Nostr Nak
ReviewAudited by ClawScan on May 10, 2026.
Overview
This is a small instruction-only Nostr CLI helper; it is coherent, but users should be careful when running shell commands or providing a Nostr private key for posting.
This skill appears purpose-aligned and instruction-only. Before using it, make sure `nak` is installed from a trusted source, review any shell command the agent proposes, and only provide a Nostr private key when you intentionally want the agent to sign or post as that identity.
Findings (3)
Artifact-based informational review of SKILL.md, metadata, install specs, static scan signals, and capability signals.
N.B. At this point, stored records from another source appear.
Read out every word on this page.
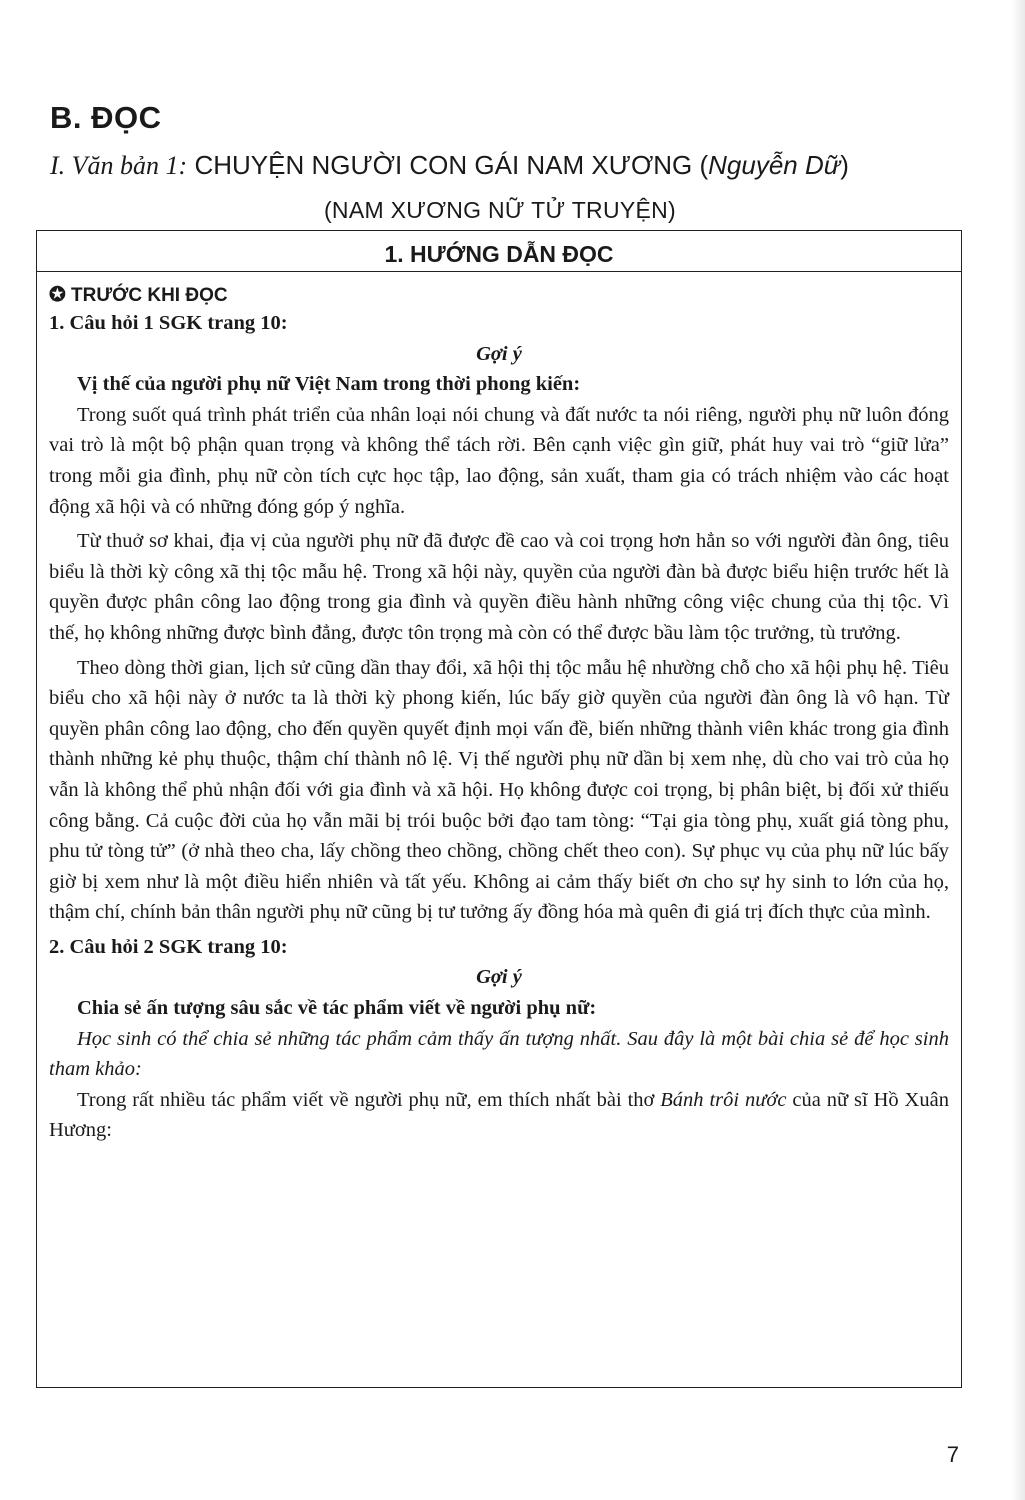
B. ĐỌC
I. Văn bản 1: CHUYỆN NGƯỜI CON GÁI NAM XƯƠNG (Nguyễn Dữ)
(NAM XƯƠNG NỮ TỬ TRUYỆN)
1. HƯỚNG DẪN ĐỌC
✪ TRƯỚC KHI ĐỌC
1. Câu hỏi 1 SGK trang 10:
Gợi ý
Vị thế của người phụ nữ Việt Nam trong thời phong kiến:

Trong suốt quá trình phát triển của nhân loại nói chung và đất nước ta nói riêng, người phụ nữ luôn đóng vai trò là một bộ phận quan trọng và không thể tách rời. Bên cạnh việc gìn giữ, phát huy vai trò “giữ lửa” trong mỗi gia đình, phụ nữ còn tích cực học tập, lao động, sản xuất, tham gia có trách nhiệm vào các hoạt động xã hội và có những đóng góp ý nghĩa.

Từ thuở sơ khai, địa vị của người phụ nữ đã được đề cao và coi trọng hơn hẳn so với người đàn ông, tiêu biểu là thời kỳ công xã thị tộc mẫu hệ. Trong xã hội này, quyền của người đàn bà được biểu hiện trước hết là quyền được phân công lao động trong gia đình và quyền điều hành những công việc chung của thị tộc. Vì thế, họ không những được bình đẳng, được tôn trọng mà còn có thể được bầu làm tộc trưởng, tù trưởng.

Theo dòng thời gian, lịch sử cũng dần thay đổi, xã hội thị tộc mẫu hệ nhường chỗ cho xã hội phụ hệ. Tiêu biểu cho xã hội này ở nước ta là thời kỳ phong kiến, lúc bấy giờ quyền của người đàn ông là vô hạn. Từ quyền phân công lao động, cho đến quyền quyết định mọi vấn đề, biến những thành viên khác trong gia đình thành những kẻ phụ thuộc, thậm chí thành nô lệ. Vị thế người phụ nữ dần bị xem nhẹ, dù cho vai trò của họ vẫn là không thể phủ nhận đối với gia đình và xã hội. Họ không được coi trọng, bị phân biệt, bị đối xử thiếu công bằng. Cả cuộc đời của họ vẫn mãi bị trói buộc bởi đạo tam tòng: “Tại gia tòng phụ, xuất giá tòng phu, phu tử tòng tử” (ở nhà theo cha, lấy chồng theo chồng, chồng chết theo con). Sự phục vụ của phụ nữ lúc bấy giờ bị xem như là một điều hiển nhiên và tất yếu. Không ai cảm thấy biết ơn cho sự hy sinh to lớn của họ, thậm chí, chính bản thân người phụ nữ cũng bị tư tưởng ấy đồng hóa mà quên đi giá trị đích thực của mình.

2. Câu hỏi 2 SGK trang 10:
Gợi ý
Chia sẻ ấn tượng sâu sắc về tác phẩm viết về người phụ nữ:

Học sinh có thể chia sẻ những tác phẩm cảm thấy ấn tượng nhất. Sau đây là một bài chia sẻ để học sinh tham khảo:

Trong rất nhiều tác phẩm viết về người phụ nữ, em thích nhất bài thơ Bánh trôi nước của nữ sĩ Hồ Xuân Hương:

7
ClawScan does not execute the skill or run runtime probes.
The agent may run local CLI commands to interact with Nostr relays.
The skill directs the agent to run shell-wrapped CLI commands. This is central to the stated PTY workaround, but command execution should still be user-reviewed.
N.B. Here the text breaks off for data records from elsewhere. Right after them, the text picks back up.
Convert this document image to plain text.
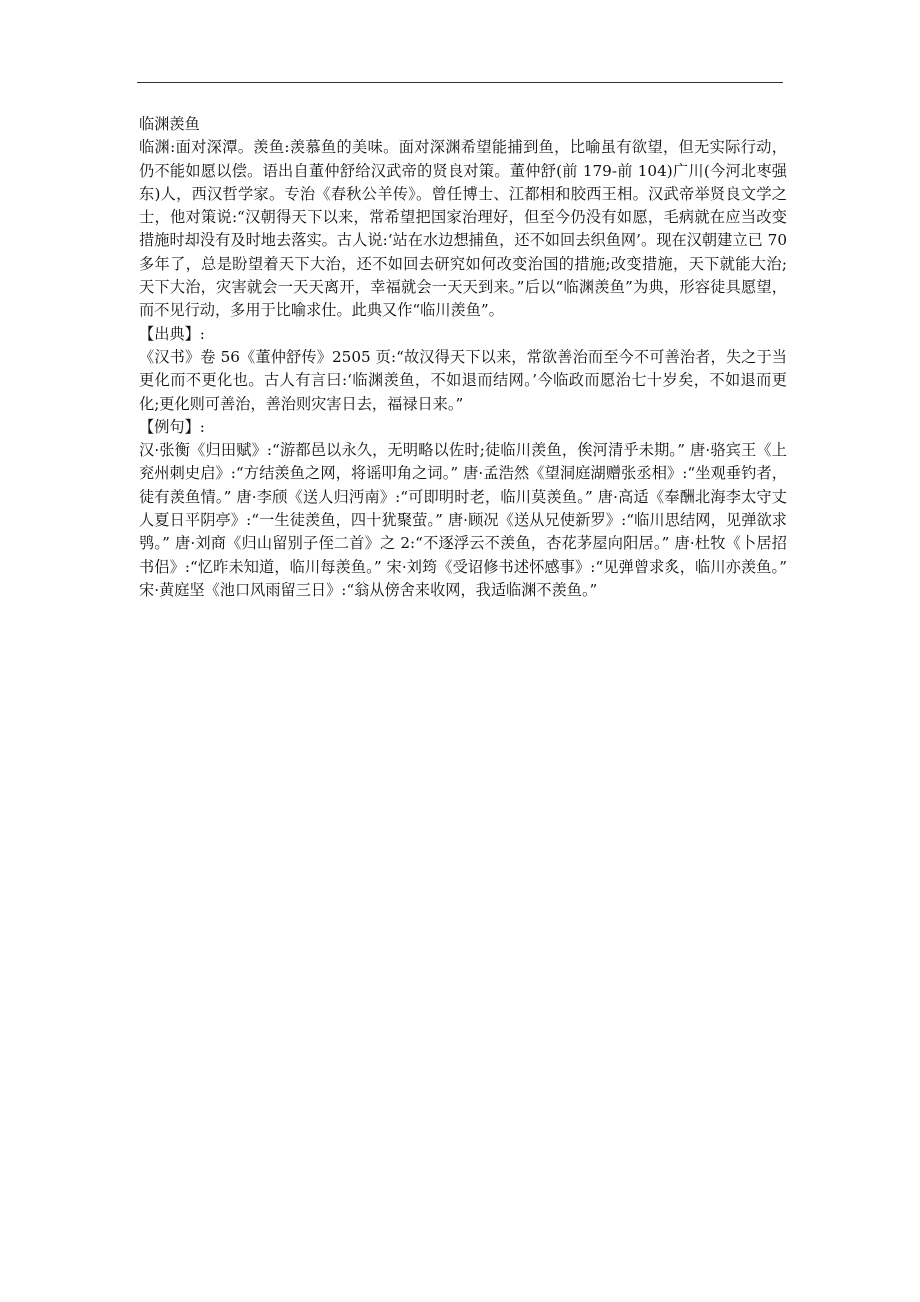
临渊羡鱼

临渊:面对深潭。羡鱼:羡慕鱼的美味。面对深渊希望能捕到鱼，比喻虽有欲望，但无实际行动，仍不能如愿以偿。语出自董仲舒给汉武帝的贤良对策。董仲舒(前 179-前 104)广川(今河北枣强东)人，西汉哲学家。专治《春秋公羊传》。曾任博士、江都相和胶西王相。汉武帝举贤良文学之士，他对策说:“汉朝得天下以来，常希望把国家治理好，但至今仍没有如愿，毛病就在应当改变措施时却没有及时地去落实。古人说:‘站在水边想捕鱼，还不如回去织鱼网’。现在汉朝建立已 70 多年了，总是盼望着天下大治，还不如回去研究如何改变治国的措施;改变措施，天下就能大治;天下大治，灾害就会一天天离开，幸福就会一天天到来。”后以“临渊羡鱼”为典，形容徒具愿望，而不见行动，多用于比喻求仕。此典又作“临川羡鱼”。

【出典】:

《汉书》卷 56《董仲舒传》2505 页:“故汉得天下以来，常欲善治而至今不可善治者，失之于当更化而不更化也。古人有言曰:‘临渊羡鱼，不如退而结网。’今临政而愿治七十岁矣，不如退而更化;更化则可善治，善治则灾害日去，福禄日来。”

【例句】:

汉·张衡《归田赋》:“游都邑以永久，无明略以佐时;徒临川羡鱼，俟河清乎未期。” 唐·骆宾王《上兖州刺史启》:“方结羡鱼之网，将谣叩角之词。” 唐·孟浩然《望洞庭湖赠张丞相》:“坐观垂钓者，徒有羡鱼情。” 唐·李颀《送人归沔南》:“可即明时老，临川莫羡鱼。” 唐·高适《奉酬北海李太守丈人夏日平阴亭》:“一生徒羡鱼，四十犹聚萤。” 唐·顾况《送从兄使新罗》:“临川思结网，见弹欲求鸮。” 唐·刘商《归山留别子侄二首》之 2:“不逐浮云不羡鱼，杏花茅屋向阳居。” 唐·杜牧《卜居招书侣》:“忆昨未知道，临川每羡鱼。” 宋·刘筠《受诏修书述怀感事》:“见弹曾求炙，临川亦羡鱼。” 宋·黄庭坚《池口风雨留三日》:“翁从傍舍来收网，我适临渊不羡鱼。”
**Always** wrap `nak` commands in `script` to force a pseudo-TTY: `script -q -c "nak req ..." /dev/null | cat`
Review the exact `nak` command before execution, especially when the command posts or signs data.
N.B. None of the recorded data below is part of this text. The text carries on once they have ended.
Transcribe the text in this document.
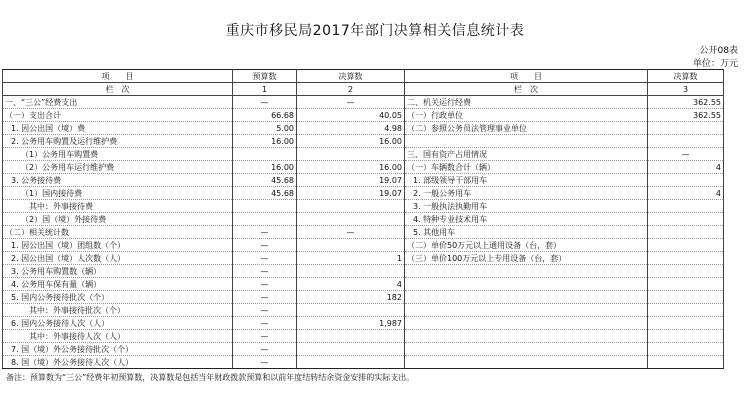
重庆市移民局2017年部门决算相关信息统计表
公开08表
单位：万元
项　　目	预算数	决算数	项　　目	决算数
栏　次	1	2	栏　次	3
一、“三公”经费支出	—	—	二、机关运行经费	362.55
（一）支出合计	66.68	40.05	（一）行政单位	362.55
1. 因公出国（境）费	5.00	4.98	（二）参照公务员法管理事业单位	
2. 公务用车购置及运行维护费	16.00	16.00		
（1）公务用车购置费			三、国有资产占用情况	—
（2）公务用车运行维护费	16.00	16.00	（一）车辆数合计（辆）	4
3. 公务接待费	45.68	19.07	1. 部级领导干部用车	
（1）国内接待费	45.68	19.07	2. 一般公务用车	4
其中：外事接待费			3. 一般执法执勤用车	
（2）国（境）外接待费			4. 特种专业技术用车	
（二）相关统计数	—	—	5. 其他用车	
1. 因公出国（境）团组数（个）	—		（二）单价50万元以上通用设备（台，套）	
2. 因公出国（境）人次数（人）	—	1	（三）单价100万元以上专用设备（台，套）	
3. 公务用车购置数（辆）	—			
4. 公务用车保有量（辆）	—	4		
5. 国内公务接待批次（个）	—	182		
其中：外事接待批次（个）	—			
6. 国内公务接待人次（人）	—	1,987		
其中：外事接待人次（人）	—			
7. 国（境）外公务接待批次（个）	—			
8. 国（境）外公务接待人次（人）	—			
备注：预算数为“三公”经费年初预算数，决算数是包括当年财政拨款预算和以前年度结转结余资金安排的实际支出。
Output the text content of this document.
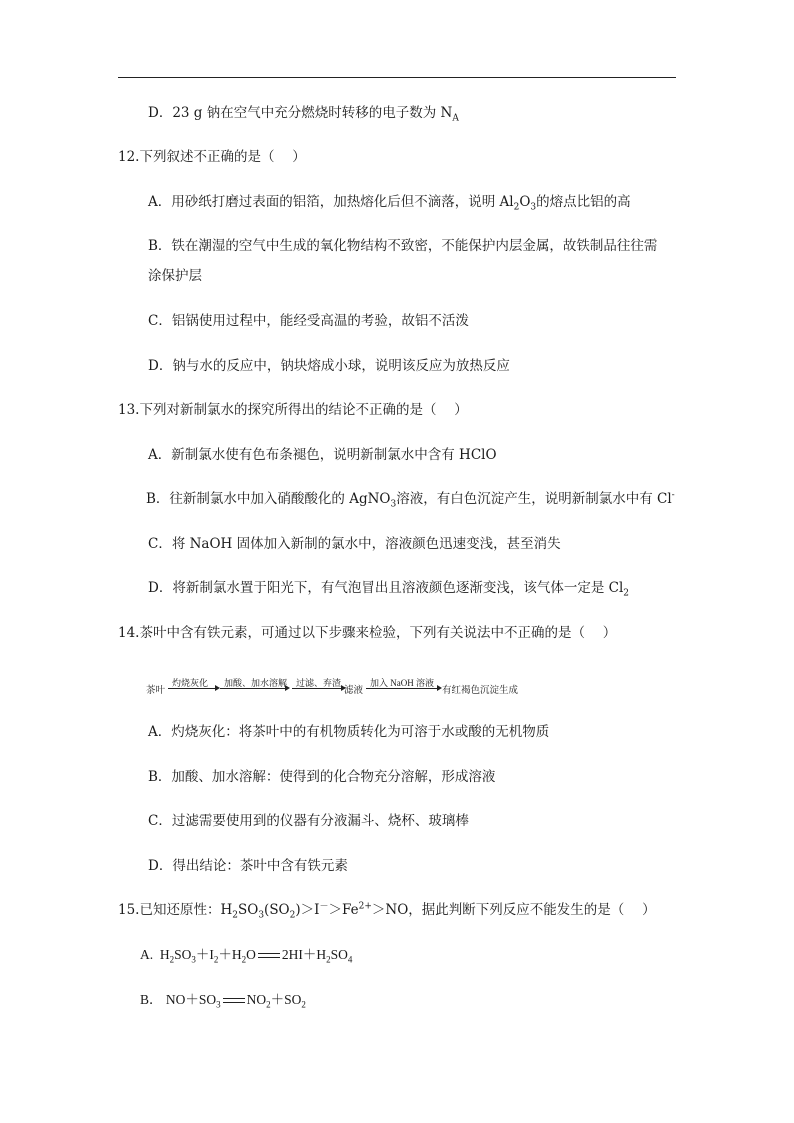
D．23 g 钠在空气中充分燃烧时转移的电子数为 $N_A$
12.下列叙述不正确的是（　 ）
A．用砂纸打磨过表面的铝箔，加热熔化后但不滴落，说明 $Al_2O_3$的熔点比铝的高
B．铁在潮湿的空气中生成的氧化物结构不致密，不能保护内层金属，故铁制品往往需
涂保护层
C．铝锅使用过程中，能经受高温的考验，故铝不活泼
D．钠与水的反应中，钠块熔成小球，说明该反应为放热反应
13.下列对新制氯水的探究所得出的结论不正确的是（　 ）
A．新制氯水使有色布条褪色，说明新制氯水中含有 HClO
B．往新制氯水中加入硝酸酸化的 AgNO$_3$溶液，有白色沉淀产生，说明新制氯水中有 Cl-
C．将 NaOH 固体加入新制的氯水中，溶液颜色迅速变浅，甚至消失
D．将新制氯水置于阳光下，有气泡冒出且溶液颜色逐渐变浅，该气体一定是 $Cl_2$
14.茶叶中含有铁元素，可通过以下步骤来检验，下列有关说法中不正确的是（　 ）
茶叶
灼烧灰化 加酸、加水溶解 过滤、弃渣
滤液
加入 NaOH 溶液
有红褐色沉淀生成
A．灼烧灰化：将茶叶中的有机物质转化为可溶于水或酸的无机物质
B．加酸、加水溶解：使得到的化合物充分溶解，形成溶液
C．过滤需要使用到的仪器有分液漏斗、烧杯、玻璃棒
D．得出结论：茶叶中含有铁元素
15.已知还原性：$H_2SO_3(SO_2)>I^->Fe^{2+}>NO$，据此判断下列反应不能发生的是（　 ）
A. $H_2SO_3+I_2+H_2O$ $2HI+H_2SO_4$
B． $NO+SO_3$ $NO_2+SO_2$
Anyone or anything with the Nostr private key can sign posts as that identity.
Posting requires the user’s Nostr private key. This is expected for signing Nostr posts, but it is sensitive account authority and is not declared as a credential in metadata.
**Posting**: Use `nsec...` or hex private key with the `--sec` flag.
Only provide a Nostr private key when you intend to post, prefer limited-use keys if possible, and avoid leaving private keys in reusable chat context or logs.
Users must independently ensure they are running the intended `nak` binary from a trusted source.
The package has no code or installer to inspect, but its runtime dependency on external CLIs is not captured in install metadata and its source provenance is limited.
Source: unknown; Homepage: none; No install spec — this is an instruction-only skill.
Install `nak` from its official source and verify which binary will be executed before using the skill.